Pig is a procedural processing utility tool from Apache, which functions to achieve below:
a) Extract-Transform-Load (ETL)
b) Iterative Data processing
Pig uses PigLatin for scripting and runs on Hadoop using MapReduce and uses Hadoop Distributed File System (HDFS).
In order to load the XML data into the Pig structures, one needs to parse the XML so that Pig can understand it. Thus we shall use the XMLLoader() function which is present in PiggyBank of Apache. PiggyBank is a repository of Java user defined functions.

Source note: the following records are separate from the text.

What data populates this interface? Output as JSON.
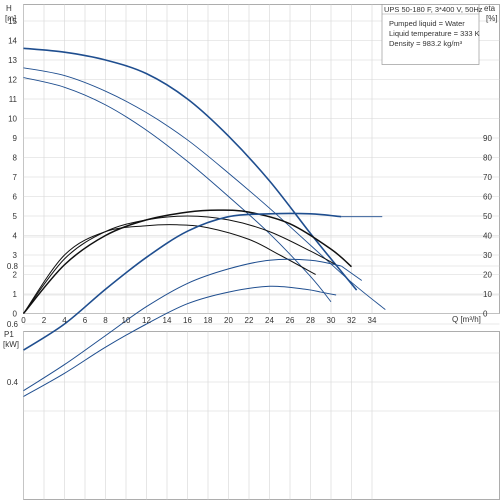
{
  "colors": {
    "blue": "#1f4e8f",
    "black": "#111111",
    "grid": "#d6d6d6"
  },
  "chart_data": [
    {
      "type": "line",
      "name": "head_efficiency",
      "title": "UPS 50-180 F, 3*400 V, 50Hz",
      "info": [
        "Pumped liquid = Water",
        "Liquid temperature = 333 K",
        "Density = 983.2 kg/m³"
      ],
      "xlabel": "Q [m³/h]",
      "ylabel": "H",
      "ylabel_unit": "[m]",
      "y2label": "eta",
      "y2label_unit": "[%]",
      "xlim": [
        0,
        36
      ],
      "ylim": [
        0,
        16
      ],
      "y2lim": [
        0,
        160
      ],
      "x_ticks": [
        0,
        2,
        4,
        6,
        8,
        10,
        12,
        14,
        16,
        18,
        20,
        22,
        24,
        26,
        28,
        30,
        32,
        34
      ],
      "y_ticks": [
        0,
        1,
        2,
        3,
        4,
        5,
        6,
        7,
        8,
        9,
        10,
        11,
        12,
        13,
        14,
        15
      ],
      "y2_ticks": [
        0,
        10,
        20,
        30,
        40,
        50,
        60,
        70,
        80,
        90
      ],
      "grid": true,
      "series": [
        {
          "kind": "head",
          "color": "#1f4e8f",
          "width": 1.6,
          "x": [
            0,
            4,
            8,
            12,
            16,
            20,
            24,
            28,
            30,
            32.5
          ],
          "y": [
            13.6,
            13.4,
            13.0,
            12.3,
            11.0,
            9.1,
            6.8,
            4.1,
            2.8,
            1.2
          ]
        },
        {
          "kind": "head",
          "color": "#1f4e8f",
          "width": 0.9,
          "x": [
            0,
            4,
            8,
            12,
            16,
            20,
            24,
            28,
            32,
            35.3
          ],
          "y": [
            12.6,
            12.2,
            11.4,
            10.3,
            8.9,
            7.2,
            5.4,
            3.5,
            1.6,
            0.2
          ]
        },
        {
          "kind": "head",
          "color": "#1f4e8f",
          "width": 0.9,
          "x": [
            0,
            4,
            8,
            12,
            16,
            20,
            24,
            28,
            30
          ],
          "y": [
            12.1,
            11.6,
            10.7,
            9.4,
            7.8,
            6.0,
            4.1,
            1.9,
            0.6
          ]
        },
        {
          "kind": "eta",
          "color": "#111111",
          "width": 1.5,
          "x": [
            0,
            4,
            8,
            12,
            16,
            19,
            22,
            26,
            30,
            32
          ],
          "y": [
            0,
            25,
            40,
            48,
            52,
            53,
            52,
            46,
            33,
            24
          ]
        },
        {
          "kind": "eta",
          "color": "#111111",
          "width": 1.0,
          "x": [
            0,
            4,
            8,
            12,
            16,
            20,
            24,
            28,
            30.5
          ],
          "y": [
            0,
            28,
            42,
            48,
            50,
            48,
            42,
            32,
            25
          ]
        },
        {
          "kind": "eta",
          "color": "#111111",
          "width": 1.0,
          "x": [
            0,
            4,
            8,
            12,
            15,
            18,
            22,
            25,
            28.5
          ],
          "y": [
            0,
            30,
            42,
            45,
            45.5,
            44,
            38,
            30,
            20
          ]
        }
      ]
    },
    {
      "type": "line",
      "name": "power",
      "ylabel": "P1",
      "ylabel_unit": "[kW]",
      "xlim": [
        0,
        36
      ],
      "ylim": [
        0.2,
        1.0
      ],
      "y_ticks": [
        0.4,
        0.6,
        0.8
      ],
      "grid": true,
      "series": [
        {
          "color": "#1f4e8f",
          "width": 1.6,
          "x": [
            0,
            4,
            8,
            12,
            16,
            20,
            24,
            28,
            31
          ],
          "y": [
            0.51,
            0.6,
            0.72,
            0.83,
            0.92,
            0.97,
            0.98,
            0.98,
            0.97
          ]
        },
        {
          "color": "#1f4e8f",
          "width": 0.9,
          "x": [
            31,
            35
          ],
          "y": [
            0.97,
            0.97
          ]
        },
        {
          "color": "#1f4e8f",
          "width": 1.0,
          "x": [
            0,
            4,
            8,
            12,
            16,
            20,
            24,
            28,
            31
          ],
          "y": [
            0.37,
            0.46,
            0.56,
            0.66,
            0.74,
            0.79,
            0.82,
            0.82,
            0.8
          ]
        },
        {
          "color": "#1f4e8f",
          "width": 0.9,
          "x": [
            31,
            33
          ],
          "y": [
            0.8,
            0.75
          ]
        },
        {
          "color": "#1f4e8f",
          "width": 1.0,
          "x": [
            0,
            4,
            8,
            12,
            16,
            20,
            24,
            27.5,
            29
          ],
          "y": [
            0.35,
            0.43,
            0.52,
            0.6,
            0.67,
            0.71,
            0.73,
            0.72,
            0.71
          ]
        },
        {
          "color": "#1f4e8f",
          "width": 0.9,
          "x": [
            29,
            30.5
          ],
          "y": [
            0.71,
            0.7
          ]
        }
      ]
    }
  ]
}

Follow the below steps in order to load the data into Pig:
2) Load XML to HDFS using:
> hadoop fs -put names.xml /piginput/
3) Register the piggybank.jar by:
> pig grunt> register '/usr/lib/pig/piggybank.jar';
4) Define a function name for the XMLLoader to be used in your schema:
[psourcecode language=”plain”]grunt> define XMLLoader org.apache.pig.piggybank.storage.XMLLoader();[/sourcecode]

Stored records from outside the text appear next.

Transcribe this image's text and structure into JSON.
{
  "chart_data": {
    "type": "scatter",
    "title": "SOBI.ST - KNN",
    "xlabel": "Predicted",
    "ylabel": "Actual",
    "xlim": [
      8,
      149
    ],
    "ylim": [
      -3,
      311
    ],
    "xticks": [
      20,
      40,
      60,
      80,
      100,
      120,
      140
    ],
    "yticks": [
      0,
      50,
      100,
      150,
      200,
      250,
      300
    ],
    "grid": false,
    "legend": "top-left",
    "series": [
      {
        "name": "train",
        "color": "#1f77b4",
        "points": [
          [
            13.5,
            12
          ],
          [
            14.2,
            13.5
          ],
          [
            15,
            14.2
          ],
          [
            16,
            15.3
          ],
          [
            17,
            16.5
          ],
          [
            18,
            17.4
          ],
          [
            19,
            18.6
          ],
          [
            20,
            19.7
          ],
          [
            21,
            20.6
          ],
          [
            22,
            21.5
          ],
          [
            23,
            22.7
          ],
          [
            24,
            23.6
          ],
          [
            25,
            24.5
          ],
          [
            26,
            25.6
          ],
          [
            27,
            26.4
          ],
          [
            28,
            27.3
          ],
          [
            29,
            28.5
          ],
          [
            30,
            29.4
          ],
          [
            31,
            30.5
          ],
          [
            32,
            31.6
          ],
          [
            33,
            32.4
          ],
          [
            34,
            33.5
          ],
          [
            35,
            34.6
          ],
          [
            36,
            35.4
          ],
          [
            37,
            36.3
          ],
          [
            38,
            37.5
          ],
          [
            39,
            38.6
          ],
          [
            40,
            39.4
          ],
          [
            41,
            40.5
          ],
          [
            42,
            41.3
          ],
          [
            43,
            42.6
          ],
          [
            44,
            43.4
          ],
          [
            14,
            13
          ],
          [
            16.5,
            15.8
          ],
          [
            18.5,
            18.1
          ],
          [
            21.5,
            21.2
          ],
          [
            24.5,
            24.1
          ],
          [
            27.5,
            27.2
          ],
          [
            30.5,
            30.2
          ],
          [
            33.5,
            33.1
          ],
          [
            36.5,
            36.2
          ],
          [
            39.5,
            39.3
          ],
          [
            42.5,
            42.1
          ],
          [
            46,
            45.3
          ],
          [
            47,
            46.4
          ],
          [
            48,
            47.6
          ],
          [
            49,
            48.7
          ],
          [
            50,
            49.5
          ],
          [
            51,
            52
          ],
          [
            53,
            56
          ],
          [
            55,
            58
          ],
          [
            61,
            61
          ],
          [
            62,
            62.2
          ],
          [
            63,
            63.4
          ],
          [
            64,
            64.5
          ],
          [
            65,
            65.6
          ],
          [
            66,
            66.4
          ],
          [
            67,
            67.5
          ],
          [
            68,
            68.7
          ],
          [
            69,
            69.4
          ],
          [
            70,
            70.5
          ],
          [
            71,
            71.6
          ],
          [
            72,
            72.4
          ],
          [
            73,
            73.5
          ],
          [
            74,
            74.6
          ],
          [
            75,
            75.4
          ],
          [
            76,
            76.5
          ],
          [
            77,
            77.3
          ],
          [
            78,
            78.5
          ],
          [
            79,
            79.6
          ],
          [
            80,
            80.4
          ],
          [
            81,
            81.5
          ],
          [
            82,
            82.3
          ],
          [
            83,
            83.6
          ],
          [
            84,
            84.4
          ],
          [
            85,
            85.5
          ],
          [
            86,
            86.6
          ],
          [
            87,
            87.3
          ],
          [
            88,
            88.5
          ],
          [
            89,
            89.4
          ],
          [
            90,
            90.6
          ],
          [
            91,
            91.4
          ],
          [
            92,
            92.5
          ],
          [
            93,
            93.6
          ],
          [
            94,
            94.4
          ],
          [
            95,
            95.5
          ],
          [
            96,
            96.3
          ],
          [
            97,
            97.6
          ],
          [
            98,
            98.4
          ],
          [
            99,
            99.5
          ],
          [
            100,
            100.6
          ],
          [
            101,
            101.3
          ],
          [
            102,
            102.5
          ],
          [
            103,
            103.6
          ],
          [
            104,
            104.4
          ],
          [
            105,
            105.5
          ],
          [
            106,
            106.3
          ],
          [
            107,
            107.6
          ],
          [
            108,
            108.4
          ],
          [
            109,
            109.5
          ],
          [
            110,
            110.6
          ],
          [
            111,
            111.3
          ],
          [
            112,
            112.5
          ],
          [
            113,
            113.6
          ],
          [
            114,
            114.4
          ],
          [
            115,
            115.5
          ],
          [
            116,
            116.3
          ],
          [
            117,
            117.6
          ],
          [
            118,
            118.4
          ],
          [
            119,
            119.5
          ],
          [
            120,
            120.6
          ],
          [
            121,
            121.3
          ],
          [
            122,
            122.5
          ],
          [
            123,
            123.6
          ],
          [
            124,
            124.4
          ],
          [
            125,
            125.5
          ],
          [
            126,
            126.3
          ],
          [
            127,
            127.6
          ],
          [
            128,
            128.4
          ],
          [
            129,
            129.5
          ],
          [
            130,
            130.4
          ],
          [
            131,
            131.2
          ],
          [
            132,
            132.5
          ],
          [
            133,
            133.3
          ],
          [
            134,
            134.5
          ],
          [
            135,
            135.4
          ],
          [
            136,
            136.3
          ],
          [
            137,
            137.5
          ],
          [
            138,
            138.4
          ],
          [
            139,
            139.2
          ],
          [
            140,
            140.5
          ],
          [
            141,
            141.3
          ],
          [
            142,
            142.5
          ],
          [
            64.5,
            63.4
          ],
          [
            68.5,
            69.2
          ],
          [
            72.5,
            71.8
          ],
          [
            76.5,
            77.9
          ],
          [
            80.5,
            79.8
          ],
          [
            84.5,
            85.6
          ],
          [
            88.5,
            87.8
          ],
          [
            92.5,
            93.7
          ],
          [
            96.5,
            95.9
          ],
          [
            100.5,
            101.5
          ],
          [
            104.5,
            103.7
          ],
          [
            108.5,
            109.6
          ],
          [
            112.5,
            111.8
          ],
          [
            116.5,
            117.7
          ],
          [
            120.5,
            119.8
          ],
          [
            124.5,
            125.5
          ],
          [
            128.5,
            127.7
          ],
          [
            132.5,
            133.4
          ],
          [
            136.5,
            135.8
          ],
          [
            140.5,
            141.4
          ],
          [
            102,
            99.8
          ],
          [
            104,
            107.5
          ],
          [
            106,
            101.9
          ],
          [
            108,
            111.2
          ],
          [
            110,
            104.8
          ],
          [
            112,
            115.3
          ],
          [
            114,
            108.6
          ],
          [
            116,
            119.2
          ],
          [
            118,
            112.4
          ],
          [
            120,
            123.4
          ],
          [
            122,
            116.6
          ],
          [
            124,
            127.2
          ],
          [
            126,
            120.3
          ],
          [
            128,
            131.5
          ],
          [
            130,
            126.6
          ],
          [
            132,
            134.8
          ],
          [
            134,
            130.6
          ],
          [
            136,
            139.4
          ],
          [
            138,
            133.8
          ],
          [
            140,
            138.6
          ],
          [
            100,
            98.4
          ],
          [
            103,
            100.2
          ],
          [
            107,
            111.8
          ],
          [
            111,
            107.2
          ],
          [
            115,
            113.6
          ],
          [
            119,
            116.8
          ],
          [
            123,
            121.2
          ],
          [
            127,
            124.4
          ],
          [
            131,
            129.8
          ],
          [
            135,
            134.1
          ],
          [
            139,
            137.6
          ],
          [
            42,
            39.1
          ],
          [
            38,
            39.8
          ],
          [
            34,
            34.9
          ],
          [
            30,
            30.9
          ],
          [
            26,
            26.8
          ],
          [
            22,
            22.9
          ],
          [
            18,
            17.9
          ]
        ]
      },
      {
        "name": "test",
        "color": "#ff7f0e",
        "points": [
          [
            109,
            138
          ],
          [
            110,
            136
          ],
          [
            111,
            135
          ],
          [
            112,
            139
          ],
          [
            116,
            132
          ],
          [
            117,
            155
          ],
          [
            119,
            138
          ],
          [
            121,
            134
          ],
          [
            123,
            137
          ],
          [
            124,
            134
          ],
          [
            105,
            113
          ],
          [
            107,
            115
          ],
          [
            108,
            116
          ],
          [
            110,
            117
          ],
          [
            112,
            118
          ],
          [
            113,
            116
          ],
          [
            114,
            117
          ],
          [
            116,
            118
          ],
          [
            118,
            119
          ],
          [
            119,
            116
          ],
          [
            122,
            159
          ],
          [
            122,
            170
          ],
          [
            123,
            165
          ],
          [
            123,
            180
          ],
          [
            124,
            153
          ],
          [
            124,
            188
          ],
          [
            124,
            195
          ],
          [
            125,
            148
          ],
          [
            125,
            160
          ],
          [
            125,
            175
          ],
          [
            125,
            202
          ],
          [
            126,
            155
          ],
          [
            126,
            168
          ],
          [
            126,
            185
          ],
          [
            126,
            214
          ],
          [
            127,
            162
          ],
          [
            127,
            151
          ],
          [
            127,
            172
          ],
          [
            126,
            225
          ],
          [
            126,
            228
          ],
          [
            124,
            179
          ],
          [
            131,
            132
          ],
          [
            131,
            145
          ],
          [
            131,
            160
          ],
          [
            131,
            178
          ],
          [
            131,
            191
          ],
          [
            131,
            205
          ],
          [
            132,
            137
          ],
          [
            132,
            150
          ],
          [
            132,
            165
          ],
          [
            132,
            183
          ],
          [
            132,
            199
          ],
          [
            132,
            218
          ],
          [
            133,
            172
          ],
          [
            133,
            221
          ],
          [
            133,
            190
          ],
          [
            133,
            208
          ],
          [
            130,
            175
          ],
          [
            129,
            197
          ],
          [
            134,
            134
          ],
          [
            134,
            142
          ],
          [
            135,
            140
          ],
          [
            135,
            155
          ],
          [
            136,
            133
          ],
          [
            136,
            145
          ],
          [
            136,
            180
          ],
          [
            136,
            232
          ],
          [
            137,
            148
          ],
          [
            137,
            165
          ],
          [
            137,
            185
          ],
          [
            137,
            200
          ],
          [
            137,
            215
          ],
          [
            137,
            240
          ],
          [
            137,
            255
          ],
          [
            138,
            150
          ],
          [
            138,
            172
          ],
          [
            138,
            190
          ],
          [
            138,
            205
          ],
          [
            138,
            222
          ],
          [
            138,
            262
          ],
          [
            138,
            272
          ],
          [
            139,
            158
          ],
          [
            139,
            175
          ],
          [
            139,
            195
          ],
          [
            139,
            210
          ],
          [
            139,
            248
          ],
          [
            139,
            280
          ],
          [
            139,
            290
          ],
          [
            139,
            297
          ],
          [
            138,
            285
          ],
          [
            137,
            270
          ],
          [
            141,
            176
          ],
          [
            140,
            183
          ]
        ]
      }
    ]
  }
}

5) Load data into XML variable:
grunt> xmldata = load '/piginput/names.xml' USING org.apache.pig.piggybank.storage.XMLLoader('NAMES') as(doc:chararray);
6) Parse it using:
grunt> data = foreach xmldata GENERATE FLATTEN(REGEX_EXTRACT_ALL(doc,'<NAMES>\\s*<NAME>(.*)</NAME>\\s*<JOB>(.*)</JOB>\\s*<COUNTRY>(.*)</COUNTRY>\\s*<SALARY>(.*)</SALARY>\\s*<CURRENCY>(.*)</CURRENCY>\\s*</NAMES>')) AS (name:chararray, job:chararray, country:chararray, salary:float, currency:int);
7) The output can be seen with:
grunt> dump data;
All the source code is present in the Apache-Pig-XMLLoader of GitHub.